Reliability is evaluated across five dimensions: availability, confidentiality, integrity, authentication, and authorization. To quantify availability, the authors construct a Markov model that captures component failures and recoveries within the system. The model predicts a 99.3 % probability that the system remains in a normal operating state, which the authors claim validates high availability. However, the transition probabilities, state definitions, and validation methodology of the Markov model are not fully disclosed, limiting reproducibility. Confidentiality and integrity are demonstrated through successful SHA‑256 hash verification and encrypted SSH sessions in test scenarios. Authentication and authorization are enforced by a simple privilege‑based access control layer that restricts system actions to pre‑registered users.
The literature review situates the work among prior IoT health‑care solutions, noting that most existing studies focus on sensor data collection rather than direct actuation of therapeutic devices. By integrating a commercial insulin pump with an embedded controller, the proposed system achieves “on‑time medication” and remote dose adjustment, which represents a notable advancement over purely monitoring‑centric approaches. The authors also highlight the affordability and simplicity of using the LPC‑1768 board, suggesting that the solution can be deployed at relatively low cost.

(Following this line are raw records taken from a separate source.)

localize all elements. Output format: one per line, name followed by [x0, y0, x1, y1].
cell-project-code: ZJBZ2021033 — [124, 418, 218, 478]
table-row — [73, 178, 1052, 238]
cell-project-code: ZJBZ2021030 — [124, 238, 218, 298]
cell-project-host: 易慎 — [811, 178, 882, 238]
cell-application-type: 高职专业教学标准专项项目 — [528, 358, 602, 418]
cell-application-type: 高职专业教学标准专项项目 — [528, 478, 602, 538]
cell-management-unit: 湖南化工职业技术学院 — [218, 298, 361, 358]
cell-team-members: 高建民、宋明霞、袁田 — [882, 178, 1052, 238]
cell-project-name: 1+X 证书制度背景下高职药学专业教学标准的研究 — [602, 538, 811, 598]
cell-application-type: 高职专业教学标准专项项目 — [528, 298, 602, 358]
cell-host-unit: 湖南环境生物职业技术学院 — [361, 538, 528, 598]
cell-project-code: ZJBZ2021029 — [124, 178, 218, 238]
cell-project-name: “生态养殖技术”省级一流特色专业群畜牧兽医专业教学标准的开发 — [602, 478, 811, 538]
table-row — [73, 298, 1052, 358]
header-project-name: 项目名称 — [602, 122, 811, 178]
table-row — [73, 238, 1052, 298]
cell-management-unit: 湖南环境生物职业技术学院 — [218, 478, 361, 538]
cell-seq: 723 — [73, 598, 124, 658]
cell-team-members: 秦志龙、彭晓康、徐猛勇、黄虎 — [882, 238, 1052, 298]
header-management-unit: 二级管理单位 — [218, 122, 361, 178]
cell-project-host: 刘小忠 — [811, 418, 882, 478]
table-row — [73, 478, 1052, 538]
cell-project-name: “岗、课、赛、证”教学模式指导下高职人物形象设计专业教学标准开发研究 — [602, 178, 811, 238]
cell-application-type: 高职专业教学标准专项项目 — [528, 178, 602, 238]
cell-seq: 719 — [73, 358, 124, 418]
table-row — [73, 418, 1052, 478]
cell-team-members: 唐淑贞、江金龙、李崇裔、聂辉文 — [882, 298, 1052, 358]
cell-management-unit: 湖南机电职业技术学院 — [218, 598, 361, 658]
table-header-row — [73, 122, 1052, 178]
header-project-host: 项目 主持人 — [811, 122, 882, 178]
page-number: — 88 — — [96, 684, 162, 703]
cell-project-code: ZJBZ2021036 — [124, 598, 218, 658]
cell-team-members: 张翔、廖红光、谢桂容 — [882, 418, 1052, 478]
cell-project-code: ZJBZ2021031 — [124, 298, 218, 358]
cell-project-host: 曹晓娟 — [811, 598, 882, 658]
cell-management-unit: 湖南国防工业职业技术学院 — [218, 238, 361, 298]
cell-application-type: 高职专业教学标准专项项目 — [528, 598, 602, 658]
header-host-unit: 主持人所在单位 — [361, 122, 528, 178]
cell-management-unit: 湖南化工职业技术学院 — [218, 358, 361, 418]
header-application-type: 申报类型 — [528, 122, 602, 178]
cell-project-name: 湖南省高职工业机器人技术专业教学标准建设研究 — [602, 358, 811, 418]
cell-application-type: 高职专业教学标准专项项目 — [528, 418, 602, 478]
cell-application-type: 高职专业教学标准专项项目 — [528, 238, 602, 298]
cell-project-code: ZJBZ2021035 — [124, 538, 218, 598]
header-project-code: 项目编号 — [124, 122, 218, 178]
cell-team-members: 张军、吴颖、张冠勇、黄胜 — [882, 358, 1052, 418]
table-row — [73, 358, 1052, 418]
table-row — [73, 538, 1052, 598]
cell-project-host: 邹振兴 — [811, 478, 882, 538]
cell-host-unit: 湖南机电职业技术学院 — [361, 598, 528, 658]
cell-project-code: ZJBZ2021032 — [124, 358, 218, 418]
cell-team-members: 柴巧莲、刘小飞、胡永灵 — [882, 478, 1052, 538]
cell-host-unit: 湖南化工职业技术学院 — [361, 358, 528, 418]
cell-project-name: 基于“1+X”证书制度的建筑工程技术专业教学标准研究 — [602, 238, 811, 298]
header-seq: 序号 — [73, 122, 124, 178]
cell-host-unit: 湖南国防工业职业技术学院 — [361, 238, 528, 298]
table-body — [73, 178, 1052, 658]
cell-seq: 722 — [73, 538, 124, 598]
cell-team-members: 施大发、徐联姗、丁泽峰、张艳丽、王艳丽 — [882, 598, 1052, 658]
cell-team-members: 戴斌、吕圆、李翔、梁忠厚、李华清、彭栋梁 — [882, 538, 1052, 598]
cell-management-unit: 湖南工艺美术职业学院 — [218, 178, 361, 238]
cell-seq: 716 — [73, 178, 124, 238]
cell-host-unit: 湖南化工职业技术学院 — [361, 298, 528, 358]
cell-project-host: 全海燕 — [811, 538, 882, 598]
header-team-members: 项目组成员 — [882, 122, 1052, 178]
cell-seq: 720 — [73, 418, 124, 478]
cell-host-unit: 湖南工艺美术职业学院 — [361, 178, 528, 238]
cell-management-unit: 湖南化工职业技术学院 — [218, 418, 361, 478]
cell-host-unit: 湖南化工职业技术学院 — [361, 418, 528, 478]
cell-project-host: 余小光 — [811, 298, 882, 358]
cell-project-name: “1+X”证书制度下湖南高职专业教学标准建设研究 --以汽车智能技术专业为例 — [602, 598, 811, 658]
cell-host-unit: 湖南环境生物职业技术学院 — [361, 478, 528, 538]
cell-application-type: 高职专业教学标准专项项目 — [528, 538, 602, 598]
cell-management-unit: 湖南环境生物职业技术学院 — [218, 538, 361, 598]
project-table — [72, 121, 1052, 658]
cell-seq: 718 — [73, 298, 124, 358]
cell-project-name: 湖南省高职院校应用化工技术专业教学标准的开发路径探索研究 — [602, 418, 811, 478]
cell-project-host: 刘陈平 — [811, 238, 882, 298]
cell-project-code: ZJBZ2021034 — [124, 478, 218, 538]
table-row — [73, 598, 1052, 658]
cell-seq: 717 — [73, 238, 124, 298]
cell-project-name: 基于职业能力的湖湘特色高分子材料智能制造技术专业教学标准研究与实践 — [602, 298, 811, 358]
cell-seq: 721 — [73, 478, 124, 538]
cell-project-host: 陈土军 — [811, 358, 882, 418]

Nevertheless, several technical shortcomings are evident. The paper lacks a detailed description of the hardware interface between the pump and the LPC‑1768 board (e.g., voltage level shifting, communication protocol, error detection), which is critical for meeting medical device regulatory standards (FDA, CE). Data at rest in the cloud appears to be stored without encryption, exposing a potential privacy risk despite the use of encrypted transmission. Performance metrics such as latency, throughput, and error rates are not quantified, making it difficult to assess real‑time suitability for insulin delivery, where timing errors can have serious clinical consequences.
In summary, the study contributes a proof‑of‑concept IoT‑based insulin delivery system that combines hardware control, cloud storage, and basic cryptographic safeguards. It demonstrates high theoretical availability via a Markov analysis and validates core security functions experimentally. To transition from prototype to clinical use, future work must address comprehensive key management, end‑to‑end data encryption, rigorous hardware validation, detailed performance benchmarking, and extensive clinical testing to verify safety and efficacy.